UW Law Assistant Professor Renagh O'Leary's scholarship on community supervision's sentencing role in state courts was recently honored by the Association of American Law Schools' Criminal Justice Section. 

O'Leary received an honorable mention in the Section’s 2024 Junior Scholars Paper competition. The annual competition recognizes outstanding criminal law scholarship by junior members of the legal academy.  

Renagh O'Leary
Renagh O'Leary

O'Leary’s paper, "Supervising Sentencing," published in February 2024 by the University of California Davis Law Review, examines the role of community supervision officers and agencies in state court sentencing proceedings. Through analysis of statutes, court rules and internal community supervision agency policy documents, the article provides a descriptive and theoretical account of community supervision’s sentencing role. 

"I’m very honored to have my work recognized by the Criminal Justice Section, and I’m grateful to the Law School for supporting this project," O'Leary said.

This is the second time O'Leary has earned this honor. Her article “Compassionate Release and Decarceration in the States” was honored in the 2022 competition. 

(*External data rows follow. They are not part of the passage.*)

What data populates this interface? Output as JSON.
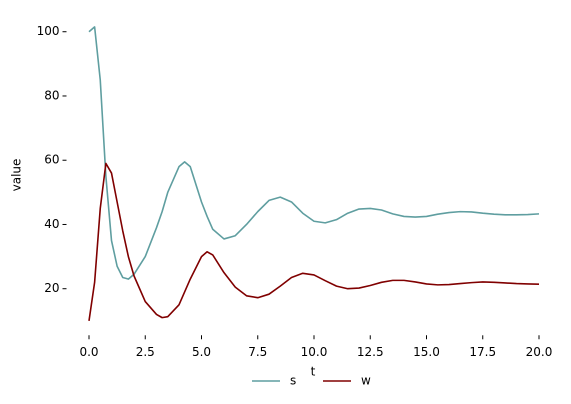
{
  "chart_data": {
    "type": "line",
    "x_label": "t",
    "y_label": "value",
    "x": [
      0,
      0.25,
      0.5,
      0.75,
      1,
      1.25,
      1.5,
      1.75,
      2,
      2.5,
      3,
      3.25,
      3.5,
      4,
      4.25,
      4.5,
      5,
      5.25,
      5.5,
      6,
      6.5,
      7,
      7.5,
      8,
      8.5,
      9,
      9.5,
      10,
      10.5,
      11,
      11.5,
      12,
      12.5,
      13,
      13.5,
      14,
      14.5,
      15,
      15.5,
      16,
      16.5,
      17,
      17.5,
      18,
      18.5,
      19,
      19.5,
      20
    ],
    "series": [
      {
        "name": "s",
        "color": "#5f9ea0",
        "values": [
          100,
          101.5,
          85,
          55,
          35,
          27,
          23.5,
          23,
          24.5,
          30,
          39,
          44,
          50,
          58,
          59.5,
          58,
          47,
          42.5,
          38.5,
          35.5,
          36.5,
          40,
          44,
          47.5,
          48.5,
          47,
          43.5,
          41,
          40.5,
          41.5,
          43.5,
          44.8,
          45,
          44.5,
          43.3,
          42.5,
          42.3,
          42.5,
          43.2,
          43.7,
          44,
          43.9,
          43.5,
          43.2,
          43,
          43,
          43.1,
          43.3
        ]
      },
      {
        "name": "w",
        "color": "#800000",
        "values": [
          10,
          22,
          45,
          59,
          56,
          47,
          38,
          30,
          24,
          16,
          12,
          11,
          11.3,
          15,
          19,
          23,
          30,
          31.5,
          30.5,
          25,
          20.5,
          17.8,
          17.2,
          18.3,
          20.8,
          23.5,
          24.8,
          24.3,
          22.5,
          20.8,
          20,
          20.2,
          21,
          22,
          22.6,
          22.6,
          22.1,
          21.5,
          21.2,
          21.3,
          21.6,
          21.9,
          22.1,
          22,
          21.8,
          21.6,
          21.5,
          21.4
        ]
      }
    ],
    "xlim": [
      -1,
      21
    ],
    "ylim": [
      5.5,
      107.2
    ],
    "xticks": [
      {
        "value": 0,
        "label": "0.0"
      },
      2.5,
      {
        "value": 5,
        "label": "5.0"
      },
      7.5,
      {
        "value": 10,
        "label": "10.0"
      },
      12.5,
      {
        "value": 15,
        "label": "15.0"
      },
      17.5,
      {
        "value": 20,
        "label": "20.0"
      }
    ],
    "yticks": [
      20,
      40,
      60,
      80,
      100
    ],
    "legend": "lower center"
  }
}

Professor O'Leary joined the UW Law School in 2018. From 2018 to 2023, she taught in the Law School’s Legal Assistance to Incarcerated People clinic. In 2023, she joined the Law School’s tenure-track faculty. Before coming to UW, O'Leary was a trial attorney at the Bronx Defenders, a public defender's office in New York City. 

She received her J.D. from Yale Law School, where she was a comments editor for the Yale Law Journal and received the C. LaRue Munson Prize for her clinical work. She received her B.A. in political science, with highest distinction, from the University of Michigan-Ann Arbor.